Art Gallery: Gordon Muck

August 1, 2015 all-day
Art Gallery: Gordon Muck

By Dan Tennant

           Through September 30th, visitors to the Cazenovia Public Library Art Gallery will enjoy a remarkable exhibition of artwork by New Woodstock artist Gordon F. Muck (1926-1994).

Included are fourteen paintings on canvas, nine watercolors, and four drawings—all made possible through the generosity of Muck’s widow, Bertha Muck (1931-2013), who bequeathed her own private collection of her husband’s work to the New Woodstock Free Library.   Additionally, a scrapbook documenting Muck’s life is on display as well as prints of two of his earlier floral watercolors available for purchase.

It has been said that people are born with their life’s work already inside them. Such was the case with teacher and artist, Gordon F. Muck. Born in Syracuse in 1926, he showed a propensity for drawing and painting at an early age.  As a senior in high school, he won a four- year scholarship to study art at Syracuse University.  At age 19, he was painting floral and local scenes.  By the time he was a junior in college, he was displaying his artwork and giving painting demonstrations; his desire to teach was strong even at age 20.

After SU, Muck took a teaching position in the small community of DeRuyter. Here he taught a promising young student named Nancy Skeele, who later received a full art scholarship.  Each year, DeRuyter was the smallest school to enter the Scholastic Art Awards Competition, and yet each year their students won the most awards of all the schools participating.  Nancy Skeele, who later became Mrs. Nancy Edwards, went on to have an outstanding career as an art teacher and artist.

After seven years at DeRuyter, Muck transferred to Nottingham High School where he taught for four years. While there, he mentored a student teacher named Jim Ridlon, who would continue his full and varied career as a professional football player, professor of art at SU, and nationally recognized artist.

A comment in 2000 from Ridlon, “When I first walked into Gordon’s art room, I saw this skinny, over-dressed chatterer and thought I had just entered scene three of a bad play. I was dead wrong….  I soon found out that his life revolved around his students,… and I wanted so much to be like my mentor.”

The years 1961-1965 became a new venue for Muck’s huge talent. He became art supervisor for the entire Syracuse school system at the age of only 35. In this capacity, he oversaw the art departments of all city schools and also became the art critic for The Post Standard in 1963.

Muck’s final teaching position was at Fayetteville-Manlius High school where he served as department chairperson and full time high school art teacher. During these years from 1965 to 1981, his department won as many awards and scholarships at the annual Scholastic Art Awards Competition as any other school district in the state.  His name was synonymous with success in that competition.
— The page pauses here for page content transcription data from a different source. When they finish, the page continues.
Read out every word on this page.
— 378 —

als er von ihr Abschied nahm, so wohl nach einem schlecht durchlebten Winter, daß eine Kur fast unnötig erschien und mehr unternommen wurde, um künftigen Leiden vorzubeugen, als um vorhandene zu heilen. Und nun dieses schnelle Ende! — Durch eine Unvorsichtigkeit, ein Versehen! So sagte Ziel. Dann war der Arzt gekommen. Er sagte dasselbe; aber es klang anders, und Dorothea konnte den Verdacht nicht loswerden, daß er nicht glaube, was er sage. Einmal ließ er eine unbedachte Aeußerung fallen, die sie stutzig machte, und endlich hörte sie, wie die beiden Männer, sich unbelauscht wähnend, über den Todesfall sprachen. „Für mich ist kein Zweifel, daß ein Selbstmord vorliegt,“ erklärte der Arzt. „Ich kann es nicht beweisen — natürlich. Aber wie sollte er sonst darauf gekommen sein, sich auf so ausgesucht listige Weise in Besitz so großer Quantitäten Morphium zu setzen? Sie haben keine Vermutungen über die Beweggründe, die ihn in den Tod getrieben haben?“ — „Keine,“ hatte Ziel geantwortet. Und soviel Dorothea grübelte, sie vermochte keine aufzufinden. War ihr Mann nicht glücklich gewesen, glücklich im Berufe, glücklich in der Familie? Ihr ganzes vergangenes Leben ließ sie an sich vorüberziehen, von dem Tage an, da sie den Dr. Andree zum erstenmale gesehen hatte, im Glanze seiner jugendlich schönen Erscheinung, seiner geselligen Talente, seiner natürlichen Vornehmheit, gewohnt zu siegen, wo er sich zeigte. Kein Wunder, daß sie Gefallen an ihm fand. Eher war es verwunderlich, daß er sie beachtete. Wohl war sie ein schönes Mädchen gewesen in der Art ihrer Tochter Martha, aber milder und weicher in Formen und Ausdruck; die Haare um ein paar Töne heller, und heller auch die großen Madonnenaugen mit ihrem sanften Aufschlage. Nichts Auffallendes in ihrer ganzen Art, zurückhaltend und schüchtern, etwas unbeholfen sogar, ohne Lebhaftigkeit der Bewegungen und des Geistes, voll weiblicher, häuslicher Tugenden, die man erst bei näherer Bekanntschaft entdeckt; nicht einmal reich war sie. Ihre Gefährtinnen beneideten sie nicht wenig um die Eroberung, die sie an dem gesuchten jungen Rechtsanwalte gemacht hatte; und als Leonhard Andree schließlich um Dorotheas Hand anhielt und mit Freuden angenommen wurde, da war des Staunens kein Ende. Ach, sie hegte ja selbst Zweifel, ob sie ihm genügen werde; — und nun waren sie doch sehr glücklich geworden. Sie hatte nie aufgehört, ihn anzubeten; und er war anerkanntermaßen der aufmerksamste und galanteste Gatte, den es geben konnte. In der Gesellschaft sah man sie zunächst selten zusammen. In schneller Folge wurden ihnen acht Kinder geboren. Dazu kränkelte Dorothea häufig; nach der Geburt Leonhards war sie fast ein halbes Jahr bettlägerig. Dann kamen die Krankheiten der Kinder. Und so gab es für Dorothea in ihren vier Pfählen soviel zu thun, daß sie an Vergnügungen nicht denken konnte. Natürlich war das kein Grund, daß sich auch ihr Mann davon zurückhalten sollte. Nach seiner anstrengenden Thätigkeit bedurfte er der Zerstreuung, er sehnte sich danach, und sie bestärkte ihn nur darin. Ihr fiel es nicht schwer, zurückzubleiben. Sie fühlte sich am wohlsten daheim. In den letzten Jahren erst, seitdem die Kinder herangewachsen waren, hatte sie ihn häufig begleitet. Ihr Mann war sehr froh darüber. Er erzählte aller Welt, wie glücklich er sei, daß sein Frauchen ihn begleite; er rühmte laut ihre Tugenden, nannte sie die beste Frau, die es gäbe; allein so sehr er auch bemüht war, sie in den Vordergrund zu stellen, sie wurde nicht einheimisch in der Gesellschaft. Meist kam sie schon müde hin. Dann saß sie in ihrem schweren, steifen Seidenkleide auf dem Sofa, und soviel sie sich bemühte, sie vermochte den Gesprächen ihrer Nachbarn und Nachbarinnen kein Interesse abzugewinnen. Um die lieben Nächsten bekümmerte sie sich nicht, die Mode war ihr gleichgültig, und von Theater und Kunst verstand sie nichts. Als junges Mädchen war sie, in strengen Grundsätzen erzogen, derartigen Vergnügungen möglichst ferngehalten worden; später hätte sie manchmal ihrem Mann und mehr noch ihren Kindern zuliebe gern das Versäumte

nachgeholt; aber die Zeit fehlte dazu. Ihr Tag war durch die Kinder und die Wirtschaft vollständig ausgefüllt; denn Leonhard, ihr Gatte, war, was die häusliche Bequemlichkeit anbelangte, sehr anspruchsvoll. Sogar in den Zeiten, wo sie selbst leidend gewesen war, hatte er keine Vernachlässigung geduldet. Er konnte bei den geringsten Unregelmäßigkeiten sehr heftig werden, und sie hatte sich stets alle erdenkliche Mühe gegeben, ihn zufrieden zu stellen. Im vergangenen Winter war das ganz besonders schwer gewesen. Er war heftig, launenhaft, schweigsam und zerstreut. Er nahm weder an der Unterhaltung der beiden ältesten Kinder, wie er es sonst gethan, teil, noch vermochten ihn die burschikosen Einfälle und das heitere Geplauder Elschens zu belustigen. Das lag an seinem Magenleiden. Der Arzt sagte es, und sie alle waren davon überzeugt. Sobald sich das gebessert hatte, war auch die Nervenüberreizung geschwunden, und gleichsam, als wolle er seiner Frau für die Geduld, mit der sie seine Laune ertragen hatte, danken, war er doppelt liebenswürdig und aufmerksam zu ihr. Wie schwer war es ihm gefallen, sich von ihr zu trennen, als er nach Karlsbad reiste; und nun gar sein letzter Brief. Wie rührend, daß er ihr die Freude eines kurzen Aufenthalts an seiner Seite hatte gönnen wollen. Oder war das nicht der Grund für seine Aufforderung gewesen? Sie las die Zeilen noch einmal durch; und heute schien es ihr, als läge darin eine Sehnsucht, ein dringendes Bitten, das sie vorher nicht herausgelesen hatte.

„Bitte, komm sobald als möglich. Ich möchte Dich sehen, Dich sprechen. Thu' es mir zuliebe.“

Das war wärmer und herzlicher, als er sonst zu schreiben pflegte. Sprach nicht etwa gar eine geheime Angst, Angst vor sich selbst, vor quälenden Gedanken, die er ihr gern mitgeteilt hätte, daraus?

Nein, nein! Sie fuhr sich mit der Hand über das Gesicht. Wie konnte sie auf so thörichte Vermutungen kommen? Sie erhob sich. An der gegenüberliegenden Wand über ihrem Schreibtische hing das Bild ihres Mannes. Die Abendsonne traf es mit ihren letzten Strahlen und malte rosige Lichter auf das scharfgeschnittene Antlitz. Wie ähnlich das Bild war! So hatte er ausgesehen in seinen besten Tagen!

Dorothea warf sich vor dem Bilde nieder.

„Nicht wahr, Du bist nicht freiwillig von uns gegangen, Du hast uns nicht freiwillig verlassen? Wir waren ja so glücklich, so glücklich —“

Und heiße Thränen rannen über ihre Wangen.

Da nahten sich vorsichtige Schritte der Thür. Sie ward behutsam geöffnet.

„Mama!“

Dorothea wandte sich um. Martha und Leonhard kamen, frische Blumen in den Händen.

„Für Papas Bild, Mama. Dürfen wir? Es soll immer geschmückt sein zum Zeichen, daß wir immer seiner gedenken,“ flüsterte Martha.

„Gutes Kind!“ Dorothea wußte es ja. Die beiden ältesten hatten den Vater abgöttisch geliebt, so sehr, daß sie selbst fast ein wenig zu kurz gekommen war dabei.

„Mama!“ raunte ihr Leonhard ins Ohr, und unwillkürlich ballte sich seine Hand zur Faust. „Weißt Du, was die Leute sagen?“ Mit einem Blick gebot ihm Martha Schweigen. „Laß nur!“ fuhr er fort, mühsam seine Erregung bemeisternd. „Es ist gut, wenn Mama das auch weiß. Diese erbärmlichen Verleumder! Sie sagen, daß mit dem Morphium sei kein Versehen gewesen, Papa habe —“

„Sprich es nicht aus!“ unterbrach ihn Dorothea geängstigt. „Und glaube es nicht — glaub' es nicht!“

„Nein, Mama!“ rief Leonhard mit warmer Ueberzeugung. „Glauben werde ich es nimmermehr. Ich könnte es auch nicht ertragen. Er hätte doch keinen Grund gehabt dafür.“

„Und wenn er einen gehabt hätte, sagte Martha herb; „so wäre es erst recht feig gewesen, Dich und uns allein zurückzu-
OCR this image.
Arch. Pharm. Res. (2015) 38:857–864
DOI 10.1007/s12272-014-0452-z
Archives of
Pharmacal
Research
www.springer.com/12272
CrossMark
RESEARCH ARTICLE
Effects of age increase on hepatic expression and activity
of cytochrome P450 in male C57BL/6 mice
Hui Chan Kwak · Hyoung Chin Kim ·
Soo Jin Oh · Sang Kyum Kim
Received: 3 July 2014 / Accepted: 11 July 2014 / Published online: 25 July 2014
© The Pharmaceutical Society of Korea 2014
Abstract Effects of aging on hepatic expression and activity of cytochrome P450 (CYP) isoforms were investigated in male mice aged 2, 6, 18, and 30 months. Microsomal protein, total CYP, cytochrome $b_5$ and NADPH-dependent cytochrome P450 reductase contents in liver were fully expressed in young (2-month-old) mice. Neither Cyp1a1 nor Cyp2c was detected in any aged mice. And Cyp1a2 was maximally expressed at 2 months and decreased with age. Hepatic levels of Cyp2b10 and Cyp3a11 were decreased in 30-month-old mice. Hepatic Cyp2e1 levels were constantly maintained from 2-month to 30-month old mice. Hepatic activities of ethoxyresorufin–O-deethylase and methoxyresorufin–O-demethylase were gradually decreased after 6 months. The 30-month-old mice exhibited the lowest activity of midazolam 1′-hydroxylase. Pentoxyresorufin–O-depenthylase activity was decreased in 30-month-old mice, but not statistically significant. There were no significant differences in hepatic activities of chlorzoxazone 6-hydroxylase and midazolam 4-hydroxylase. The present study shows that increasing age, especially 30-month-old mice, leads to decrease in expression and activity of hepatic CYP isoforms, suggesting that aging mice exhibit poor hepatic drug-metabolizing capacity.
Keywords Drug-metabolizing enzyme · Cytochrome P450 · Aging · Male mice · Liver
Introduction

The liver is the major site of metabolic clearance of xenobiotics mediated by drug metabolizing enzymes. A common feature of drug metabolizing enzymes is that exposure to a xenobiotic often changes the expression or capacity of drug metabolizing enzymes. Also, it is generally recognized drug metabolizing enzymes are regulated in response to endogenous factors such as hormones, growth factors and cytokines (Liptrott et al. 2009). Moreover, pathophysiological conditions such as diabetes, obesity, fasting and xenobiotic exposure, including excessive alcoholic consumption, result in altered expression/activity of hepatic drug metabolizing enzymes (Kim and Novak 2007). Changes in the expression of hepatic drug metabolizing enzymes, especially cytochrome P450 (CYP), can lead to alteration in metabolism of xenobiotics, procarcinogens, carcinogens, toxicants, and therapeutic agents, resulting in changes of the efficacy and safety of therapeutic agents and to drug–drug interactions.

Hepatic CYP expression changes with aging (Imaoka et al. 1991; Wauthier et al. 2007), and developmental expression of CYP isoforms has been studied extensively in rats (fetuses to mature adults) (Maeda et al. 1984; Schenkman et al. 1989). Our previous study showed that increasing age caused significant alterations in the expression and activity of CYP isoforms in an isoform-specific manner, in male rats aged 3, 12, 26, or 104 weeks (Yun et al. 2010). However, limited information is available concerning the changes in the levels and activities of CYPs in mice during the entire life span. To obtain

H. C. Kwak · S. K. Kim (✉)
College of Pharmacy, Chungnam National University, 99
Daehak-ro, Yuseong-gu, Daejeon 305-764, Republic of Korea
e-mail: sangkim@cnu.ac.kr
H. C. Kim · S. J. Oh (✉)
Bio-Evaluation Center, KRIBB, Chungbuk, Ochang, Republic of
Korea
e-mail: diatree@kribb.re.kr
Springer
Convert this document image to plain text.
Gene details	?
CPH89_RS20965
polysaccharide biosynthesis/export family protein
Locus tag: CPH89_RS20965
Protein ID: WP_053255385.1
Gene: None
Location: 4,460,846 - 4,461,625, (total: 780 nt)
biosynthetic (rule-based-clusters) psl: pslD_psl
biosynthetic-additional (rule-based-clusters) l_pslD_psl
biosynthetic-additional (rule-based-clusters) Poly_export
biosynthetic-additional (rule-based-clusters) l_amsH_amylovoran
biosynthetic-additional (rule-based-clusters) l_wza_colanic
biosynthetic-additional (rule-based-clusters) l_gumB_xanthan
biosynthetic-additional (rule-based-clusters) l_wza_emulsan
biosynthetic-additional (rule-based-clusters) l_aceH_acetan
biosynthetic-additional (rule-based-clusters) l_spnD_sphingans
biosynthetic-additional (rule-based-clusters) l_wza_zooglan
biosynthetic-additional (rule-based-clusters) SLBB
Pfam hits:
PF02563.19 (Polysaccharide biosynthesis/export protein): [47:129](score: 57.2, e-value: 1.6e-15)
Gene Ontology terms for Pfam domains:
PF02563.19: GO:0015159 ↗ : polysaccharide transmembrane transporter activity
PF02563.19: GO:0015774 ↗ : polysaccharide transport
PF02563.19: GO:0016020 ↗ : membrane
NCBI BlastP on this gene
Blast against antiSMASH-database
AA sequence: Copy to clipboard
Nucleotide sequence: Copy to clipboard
Muck loved being an artist, and his passion for art was infectious.  No matter where he taught, he squeezed every drop of talent out of each of his students, and they excelled.

An artist statement from Gordon Muck: “My work for the most part reflects an involvement with the landscape and growing things here in Central New York. This is the area I know best, love deeply, and feel most at home in…. I would term myself a romantic naturalist following a continuum that is strongly based on age old traditions…. I paint and draw because I love to and feel compelled to do so. I enjoy the challenge that is ever present in any creative endeavor. I love beauty in all of its multifaceted forms and if in some small way I am able to impart some of this feeling, then perhaps I have succeeded.”

Muck was a serious painter and had an exhibit at the Everson in 1976. Although he was not well-known outside of Central New York, around the Syracuse area he was a legend. His influence continues today as many of his former students still create or teach, and they always acknowledge the immense debt they owe to his influence.  Add art critic Katherine Rushworth’s praise–“flamboyant…colorful…creative…unforgettable”—and you have Gordon F. Muck, teacher and artist extraordinaire.

The Cazenovia Public Library Art Gallery is open during regular Library hours: 9:00 am to 9:00 pm weekdays and 10:00 am to 5:00 pm Saturdays.  Stop by and enjoy the rare opportunity to see the work of Gordon F. Muck.  It’s a visual feast.